A new hotel portal turns customers into bidders

by time news

Whe sells the cheapest vacation? For years internet companies like Booking, Expedia, Groupon, Kayak, Secret Escapes, Holiday Pirates and many more have boasted about offering the best travel deals on the net. Regardless of whether it is a question of flights, hotels or package deals, due to skyrocketing energy costs and rapidly increasing inflation, the price is also playing an increasingly important role when booking a holiday.

The Austrian start-up Midnightdeal has also been bustling about on the German market since last year. The idea behind it: The user decides whether he wants to pay the hotelier a suggested immediate price for the overnight stay or whether he prefers to make a bid. He determines the amount of the bid using a slider. An emoji tells him if the price is reasonable. Anyone who makes a fair offer will see a smiley face. If you bid too little, a sad smiley will appear. At midnight, the customer receives the award by e-mail – or not.

The top dogs among the booking platforms offer millions of hotels today. Booking alone has more than 28 million accommodation listings on its website in just about every part of the world. Midnightdeal, on the other hand, currently only lists around 200 hotels in around a dozen countries. Why? “We follow the boutique hotel approach,” says Midnightdeal founder Lukas Zirker. His company focuses on “affordable luxury” and primarily offers inexpensive four- and five-star hotels.

no money back

So far, the offer has focused primarily on the Alpine countries as well as Italy and Croatia, i.e. regions that are easy to reach by car. Recently, Zirker’s company also offers hotels in France, Spain, Portugal and Greece. And business is going well. The entrepreneur has now sent 25,000 people on trips. Today he handles about 1000 bookings every month. With his concept, the Austrian sees his finger on the pulse of the times. “The trend towards vacationing with your own travel arrangements will continue in the years to come,” he is convinced.

If you choose one of the offers that can be booked immediately, you save up to 20 percent compared to the big portals. If you bid cleverly, even up to 35 percent. But how do the low prices come about? If you are looking for bargains, you have to register in the community. The idea of ​​the closed user group is by no means new, but it can be advantageous for the customer in terms of price. Because hotels can often offer much more favorable conditions within a community in the short term than the publicly visible prices agreed with the large portals.
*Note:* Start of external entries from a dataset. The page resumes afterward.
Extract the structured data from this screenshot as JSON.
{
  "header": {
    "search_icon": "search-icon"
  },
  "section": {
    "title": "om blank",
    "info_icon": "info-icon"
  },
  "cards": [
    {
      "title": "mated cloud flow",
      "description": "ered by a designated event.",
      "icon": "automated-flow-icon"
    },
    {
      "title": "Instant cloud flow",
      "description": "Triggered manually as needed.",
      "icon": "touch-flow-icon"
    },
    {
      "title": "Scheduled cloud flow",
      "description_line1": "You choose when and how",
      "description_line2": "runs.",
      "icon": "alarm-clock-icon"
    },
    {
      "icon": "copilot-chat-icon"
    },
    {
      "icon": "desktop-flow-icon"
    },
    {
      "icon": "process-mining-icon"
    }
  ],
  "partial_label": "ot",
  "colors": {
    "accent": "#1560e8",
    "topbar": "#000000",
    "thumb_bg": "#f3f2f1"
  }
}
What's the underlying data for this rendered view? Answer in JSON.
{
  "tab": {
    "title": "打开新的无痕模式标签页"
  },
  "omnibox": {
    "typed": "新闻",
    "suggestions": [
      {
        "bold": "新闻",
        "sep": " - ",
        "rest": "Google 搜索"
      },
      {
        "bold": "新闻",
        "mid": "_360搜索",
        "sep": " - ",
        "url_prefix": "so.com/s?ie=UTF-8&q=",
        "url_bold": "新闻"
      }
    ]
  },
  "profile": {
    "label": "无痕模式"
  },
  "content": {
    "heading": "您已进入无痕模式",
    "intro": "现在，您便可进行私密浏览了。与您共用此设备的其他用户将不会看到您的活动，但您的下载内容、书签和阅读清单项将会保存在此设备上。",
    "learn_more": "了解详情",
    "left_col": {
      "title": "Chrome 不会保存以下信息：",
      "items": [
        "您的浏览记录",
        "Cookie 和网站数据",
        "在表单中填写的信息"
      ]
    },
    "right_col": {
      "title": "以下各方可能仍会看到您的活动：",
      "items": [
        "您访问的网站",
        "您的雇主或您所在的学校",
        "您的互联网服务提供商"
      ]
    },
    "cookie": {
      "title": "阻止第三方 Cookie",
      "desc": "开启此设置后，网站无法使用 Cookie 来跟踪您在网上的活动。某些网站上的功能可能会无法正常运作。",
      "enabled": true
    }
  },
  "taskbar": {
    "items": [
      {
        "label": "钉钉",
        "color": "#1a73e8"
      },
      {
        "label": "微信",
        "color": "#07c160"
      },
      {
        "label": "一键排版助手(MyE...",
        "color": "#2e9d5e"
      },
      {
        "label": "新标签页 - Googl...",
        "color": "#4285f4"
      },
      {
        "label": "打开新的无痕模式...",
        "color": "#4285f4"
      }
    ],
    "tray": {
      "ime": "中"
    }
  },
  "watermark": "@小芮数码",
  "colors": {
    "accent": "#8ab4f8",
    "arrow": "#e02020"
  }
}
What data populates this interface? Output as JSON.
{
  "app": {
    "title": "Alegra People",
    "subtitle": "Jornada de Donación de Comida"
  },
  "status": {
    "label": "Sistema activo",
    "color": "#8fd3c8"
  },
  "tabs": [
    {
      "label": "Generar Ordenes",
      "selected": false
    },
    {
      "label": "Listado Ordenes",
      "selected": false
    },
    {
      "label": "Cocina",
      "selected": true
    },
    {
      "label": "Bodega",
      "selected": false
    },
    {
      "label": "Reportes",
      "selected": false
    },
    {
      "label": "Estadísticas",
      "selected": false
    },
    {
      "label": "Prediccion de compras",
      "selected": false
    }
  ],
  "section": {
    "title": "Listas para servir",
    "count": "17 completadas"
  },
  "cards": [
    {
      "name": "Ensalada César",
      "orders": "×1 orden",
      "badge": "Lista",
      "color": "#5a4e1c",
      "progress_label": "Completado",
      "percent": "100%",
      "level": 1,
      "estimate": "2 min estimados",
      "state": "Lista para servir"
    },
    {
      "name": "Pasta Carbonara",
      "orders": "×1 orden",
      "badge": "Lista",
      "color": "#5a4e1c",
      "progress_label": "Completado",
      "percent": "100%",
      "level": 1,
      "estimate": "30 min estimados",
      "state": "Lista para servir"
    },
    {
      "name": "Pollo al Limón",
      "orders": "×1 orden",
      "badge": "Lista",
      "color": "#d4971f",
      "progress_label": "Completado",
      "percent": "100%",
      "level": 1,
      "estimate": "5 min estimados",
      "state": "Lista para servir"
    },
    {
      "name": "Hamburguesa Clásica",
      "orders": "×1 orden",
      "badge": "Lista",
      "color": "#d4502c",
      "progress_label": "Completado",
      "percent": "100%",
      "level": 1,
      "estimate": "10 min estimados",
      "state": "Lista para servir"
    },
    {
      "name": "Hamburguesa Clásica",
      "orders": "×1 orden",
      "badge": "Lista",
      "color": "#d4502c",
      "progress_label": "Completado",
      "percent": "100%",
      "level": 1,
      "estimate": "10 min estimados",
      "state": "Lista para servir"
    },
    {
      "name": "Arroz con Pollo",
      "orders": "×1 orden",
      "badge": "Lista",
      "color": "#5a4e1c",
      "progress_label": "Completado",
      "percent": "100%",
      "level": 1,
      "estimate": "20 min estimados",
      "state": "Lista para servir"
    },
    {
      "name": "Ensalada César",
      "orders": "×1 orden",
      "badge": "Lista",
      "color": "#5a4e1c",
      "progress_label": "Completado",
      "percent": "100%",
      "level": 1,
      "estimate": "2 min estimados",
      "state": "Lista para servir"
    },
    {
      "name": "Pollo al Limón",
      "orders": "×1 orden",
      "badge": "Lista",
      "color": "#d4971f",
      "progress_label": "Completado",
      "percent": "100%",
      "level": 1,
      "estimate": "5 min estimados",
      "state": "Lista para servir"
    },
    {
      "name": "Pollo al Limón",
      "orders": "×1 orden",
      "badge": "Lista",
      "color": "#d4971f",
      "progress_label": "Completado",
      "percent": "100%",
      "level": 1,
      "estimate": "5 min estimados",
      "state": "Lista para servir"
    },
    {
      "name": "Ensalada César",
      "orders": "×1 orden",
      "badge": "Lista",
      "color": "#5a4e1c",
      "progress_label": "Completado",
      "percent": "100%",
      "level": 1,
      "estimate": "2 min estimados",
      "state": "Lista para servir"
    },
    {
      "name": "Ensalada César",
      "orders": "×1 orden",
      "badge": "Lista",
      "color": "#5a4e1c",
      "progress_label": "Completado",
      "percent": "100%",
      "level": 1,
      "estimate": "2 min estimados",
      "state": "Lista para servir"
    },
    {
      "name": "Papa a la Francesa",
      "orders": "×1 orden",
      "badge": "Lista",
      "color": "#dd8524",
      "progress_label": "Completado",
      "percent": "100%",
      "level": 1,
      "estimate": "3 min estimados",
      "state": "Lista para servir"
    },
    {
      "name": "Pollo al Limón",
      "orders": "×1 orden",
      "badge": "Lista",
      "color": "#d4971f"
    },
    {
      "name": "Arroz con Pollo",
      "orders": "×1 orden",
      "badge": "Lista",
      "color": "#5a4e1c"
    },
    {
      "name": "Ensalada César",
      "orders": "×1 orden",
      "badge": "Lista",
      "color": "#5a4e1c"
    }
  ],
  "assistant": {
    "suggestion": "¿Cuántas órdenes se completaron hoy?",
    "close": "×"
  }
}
“Those who stick to the emojis get a surcharge of 90 percent,” says Zirker. Not only the customer and hotelier benefit from such a “deal”, but also the entrepreneur himself, because Zirker receives a commission for every room brokered. However, there is a catch: If a customer has to cancel a trip, he does not get any money back. “Cancellations are not automatically included with us,” says the entrepreneur. “But if you value it or book well in advance, you have the option of taking out additional insurance.”

Actually an art project

Zirker’s focus is primarily on the target group between 20 and 40. His community currently has around 100,000 members. Up to 7000 new ones are added every month. And bidding is actually fun: you find yourself somewhere between Ebay and poker. However, everyone who makes an offer must be aware that nothing is free at Midnightdeal. Only every third bid is accepted by the hotelier. And to check whether the prices are really cheaper than elsewhere, you can at best do a random check of hotels that can also be booked on other portals. In the end, the customer has to decide for himself whether the price is good.

With the “pay as you wish” pricing model, the customer selects the amount they pay for a product or service. There is usually no minimum price. The model lives from the idea of ​​solidarity. In this way, those people who can afford to pay more have the opportunity to make up for what others cannot. This offers financially restricted people the opportunity to participate in social life in restaurants, cafés and cultural venues. Different examples from all over the world show that it also works economically. This is also the case at Café Gagarin, a collectively run restaurant in Vienna that has fixed prices for drinks but gives customers free rein when it comes to paying for food.

The interior, which is somewhat reminiscent of a party cellar, is also available for cultural and political events, which also refers to the basic socio-political idea of ​​such “pay as you wish” formats. Basically an anti-capitalist virtue that shows that things can work differently if you trust your fellow human beings and believe in fairness. Andreas Strauss, the initiator of Dasparkhotel, explains that this works. This is a non-commercial lodging project called a “hospitality device” and is actually an art project as well. The hotels consist of furnished sewage pipes that were placed in parks. Dasparkhotel is now represented at three locations in Germany and Austria.